Ofer Eini, chairman of the Histadrut labor federation, and Jeremy Levin, president of Israeli pharmaceutical giant Teva, agreed on Tuesday that planned employee layoffs at the company would be frozen.
Layoffs would be carried out only following an agreement between the company and the labor federation, they said.
Eini said that there would be negotiations with the Petah Tikva-based Teva Pharmaceutical Industries in which the number of employees to be laid off would be decided.
Teva last week announced a planned wave of dismissals that could see up to 800 people in Israel lose their jobs. The company said it would fire 5,000 employees worldwide, a 10th of its workforce, as part of “steps to accelerate the reduction of costs and to optimize its structure and processes.”
Most of the layoffs would be completed by the end of 2014. Nearly all of Teva’s employees in Israel are members of the Histadrut.

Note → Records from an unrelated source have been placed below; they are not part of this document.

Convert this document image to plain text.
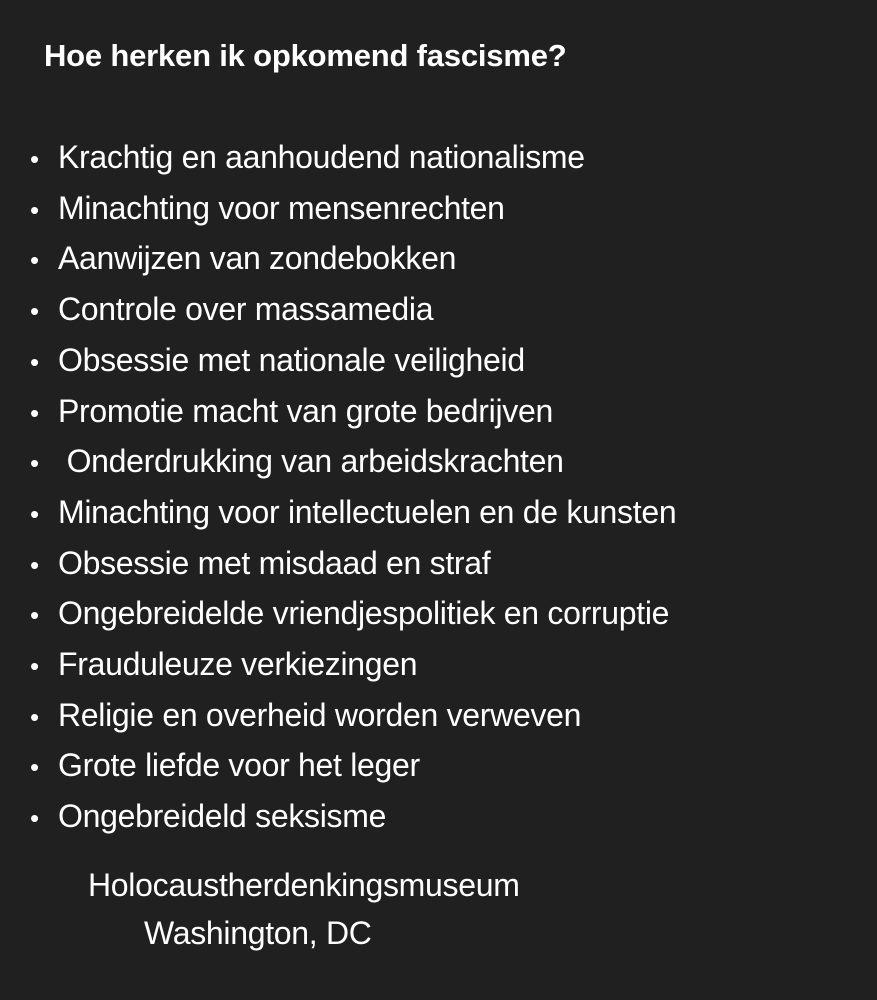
Hoe herken ik opkomend fascisme?
• Krachtig en aanhoudend nationalisme
• Minachting voor mensenrechten
• Aanwijzen van zondebokken
• Controle over massamedia
• Obsessie met nationale veiligheid
• Promotie macht van grote bedrijven
• Onderdrukking van arbeidskrachten
• Minachting voor intellectuelen en de kunsten
• Obsessie met misdaad en straf
• Ongebreidelde vriendjespolitiek en corruptie
• Frauduleuze verkiezingen
• Religie en overheid worden verweven
• Grote liefde voor het leger
• Ongebreideld seksisme
Holocaustherdenkingsmuseum
Washington, DC
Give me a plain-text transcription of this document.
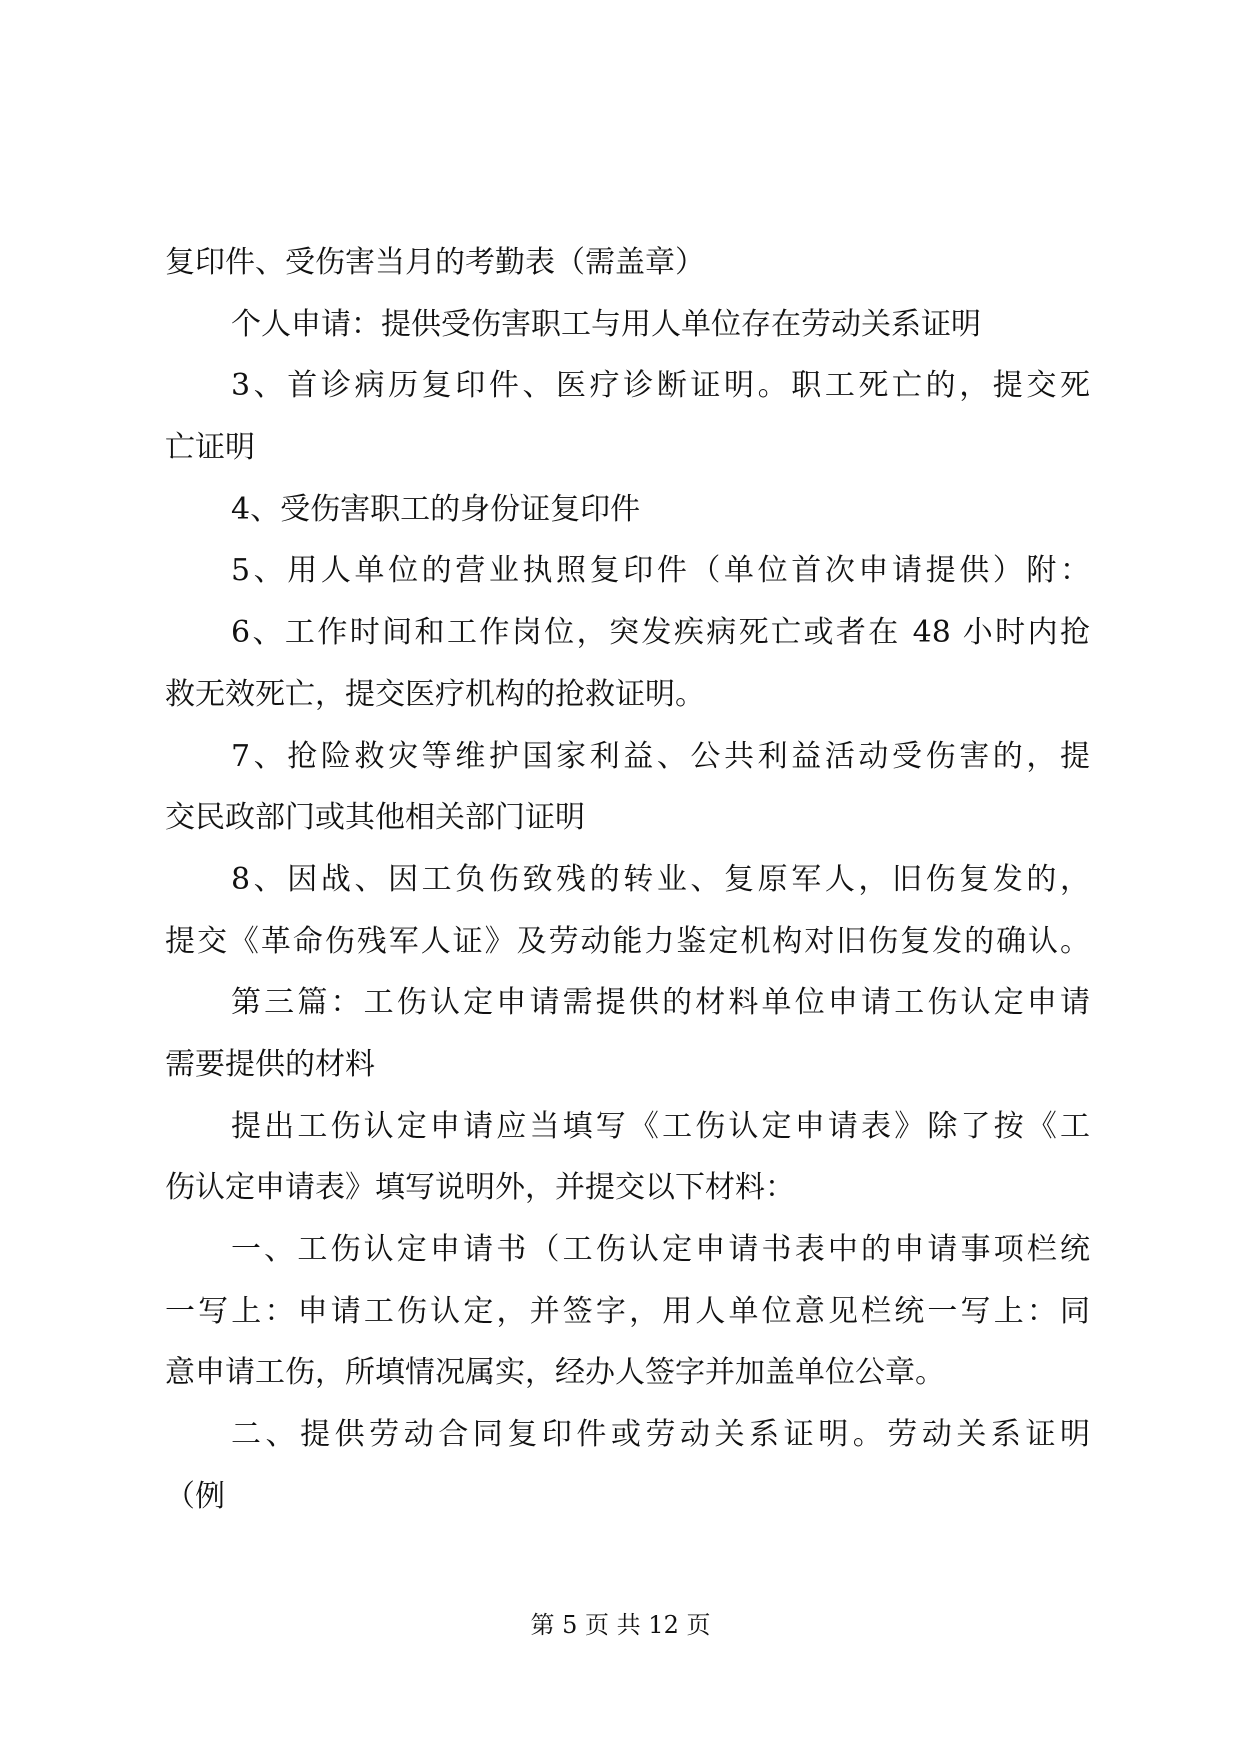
复印件、受伤害当月的考勤表（需盖章）
个人申请：提供受伤害职工与用人单位存在劳动关系证明
3、首诊病历复印件、医疗诊断证明。职工死亡的，提交死
亡证明
4、受伤害职工的身份证复印件
5、用人单位的营业执照复印件（单位首次申请提供）附：
6、工作时间和工作岗位，突发疾病死亡或者在 48 小时内抢
救无效死亡，提交医疗机构的抢救证明。
7、抢险救灾等维护国家利益、公共利益活动受伤害的，提
交民政部门或其他相关部门证明
8、因战、因工负伤致残的转业、复原军人，旧伤复发的，
提交《革命伤残军人证》及劳动能力鉴定机构对旧伤复发的确认。
第三篇：工伤认定申请需提供的材料单位申请工伤认定申请
需要提供的材料
提出工伤认定申请应当填写《工伤认定申请表》除了按《工
伤认定申请表》填写说明外，并提交以下材料：
一、工伤认定申请书（工伤认定申请书表中的申请事项栏统
一写上：申请工伤认定，并签字，用人单位意见栏统一写上：同
意申请工伤，所填情况属实，经办人签字并加盖单位公章。
二、提供劳动合同复印件或劳动关系证明。劳动关系证明
（例
第 5 页 共 12 页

At a press conference Eini called ahead of the meeting on Tuesday, he told reporters that he received a phone call from Finance Minister Yair Lapid on Monday evening, who told him that he “saw eye-to-eye” with the union chief on his opposition to the Teva firings. Lapid expressed the hope that by joining forces they could prevent this measure from coming into effect, Eini said.

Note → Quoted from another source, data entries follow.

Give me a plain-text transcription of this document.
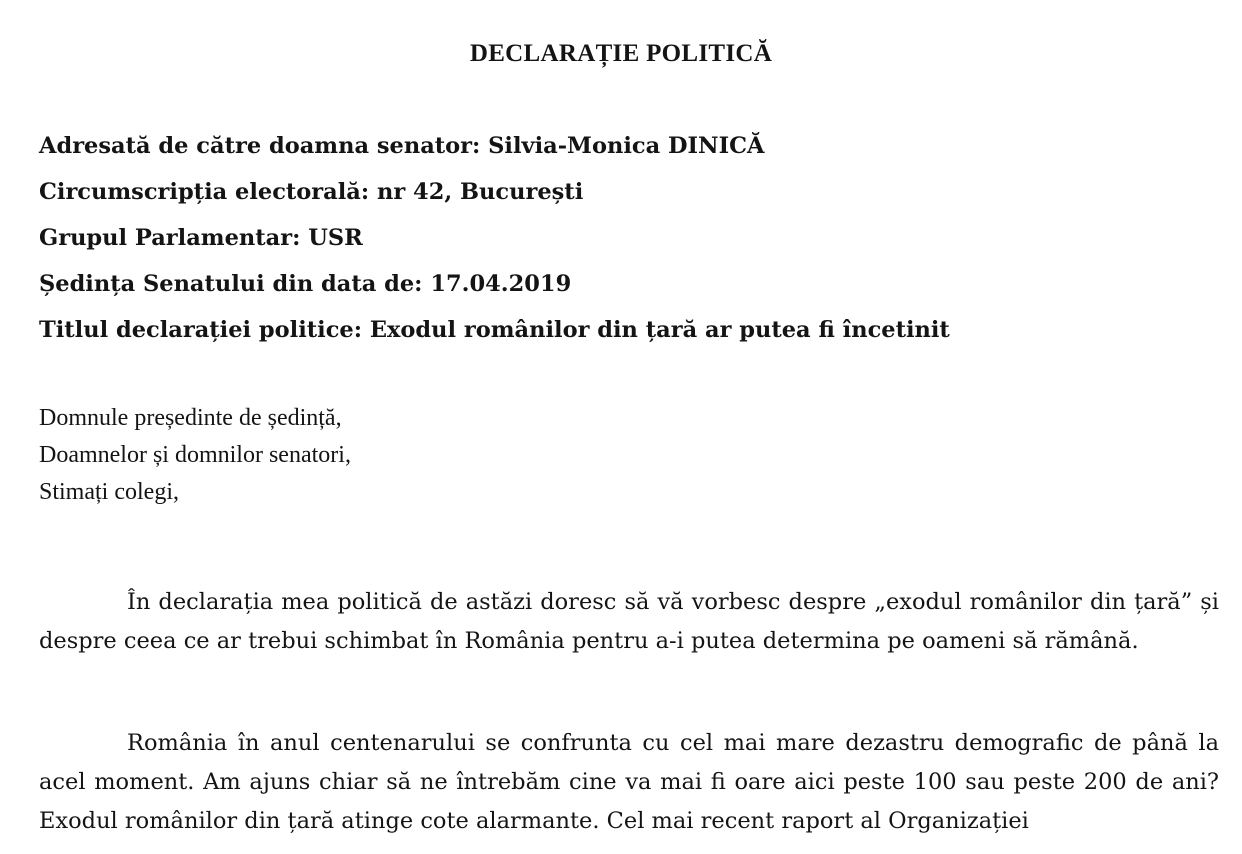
DECLARAȚIE POLITICĂ
Adresată de către doamna senator: Silvia-Monica DINICĂ
Circumscripția electorală: nr 42, București
Grupul Parlamentar: USR
Ședința Senatului din data de: 17.04.2019
Titlul declarației politice: Exodul românilor din țară ar putea fi încetinit
Domnule președinte de ședință,
Doamnelor și domnilor senatori,
Stimați colegi,

În declarația mea politică de astăzi doresc să vă vorbesc despre „exodul românilor din țară” și despre ceea ce ar trebui schimbat în România pentru a-i putea determina pe oameni să rămână.

România în anul centenarului se confrunta cu cel mai mare dezastru demografic de până la acel moment. Am ajuns chiar să ne întrebăm cine va mai fi oare aici peste 100 sau peste 200 de ani? Exodul românilor din țară atinge cote alarmante. Cel mai recent raport al Organizației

Eini told reporters it was incumbent on the government to reinstate a clause in the Law on Encouragement of Capital Investments that restricts the dismissal of employees by a company receiving tax exemptions from the state.

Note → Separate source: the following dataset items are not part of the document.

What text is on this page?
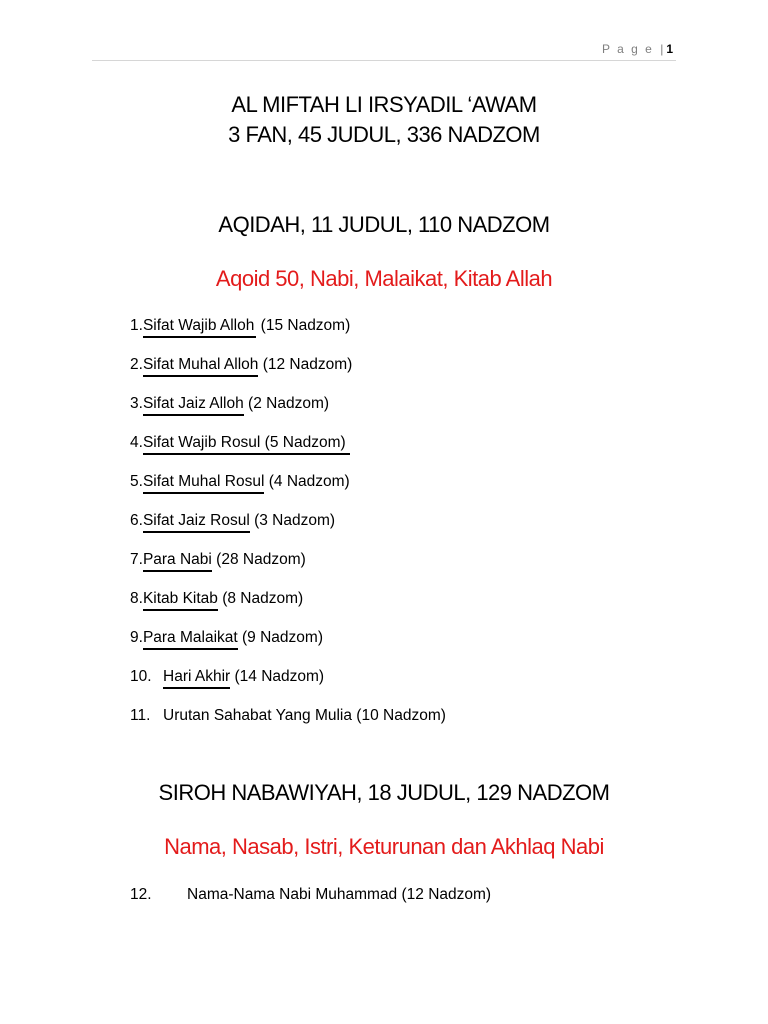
P a g e |1
AL MIFTAH LI IRSYADIL ‘AWAM
3 FAN, 45 JUDUL, 336 NADZOM
AQIDAH, 11 JUDUL, 110 NADZOM
Aqoid 50, Nabi, Malaikat, Kitab Allah
1.Sifat Wajib Alloh (15 Nadzom)
2.Sifat Muhal Alloh (12 Nadzom)
3.Sifat Jaiz Alloh (2 Nadzom)
4.Sifat Wajib Rosul (5 Nadzom)
5.Sifat Muhal Rosul (4 Nadzom)
6.Sifat Jaiz Rosul (3 Nadzom)
7.Para Nabi (28 Nadzom)
8.Kitab Kitab (8 Nadzom)
9.Para Malaikat (9 Nadzom)
10. Hari Akhir (14 Nadzom)
11. Urutan Sahabat Yang Mulia (10 Nadzom)
SIROH NABAWIYAH, 18 JUDUL, 129 NADZOM
Nama, Nasab, Istri, Keturunan dan Akhlaq Nabi
12. Nama-Nama Nabi Muhammad (12 Nadzom)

“There’s no doubt that Teva is a successful company,” he said. “It’s a company that makes billions, and I am confident that at the end of the process we will be able to safeguard Teva employees and ensure that the company stays strong.”
Lapid said on Sunday that he had spoken with Levin and that the two men had agreed upon a channel of dialogue. The finance minister stressed that the tax breaks that Teva enjoyed in Israel required it to take note of the Treasury’s demands.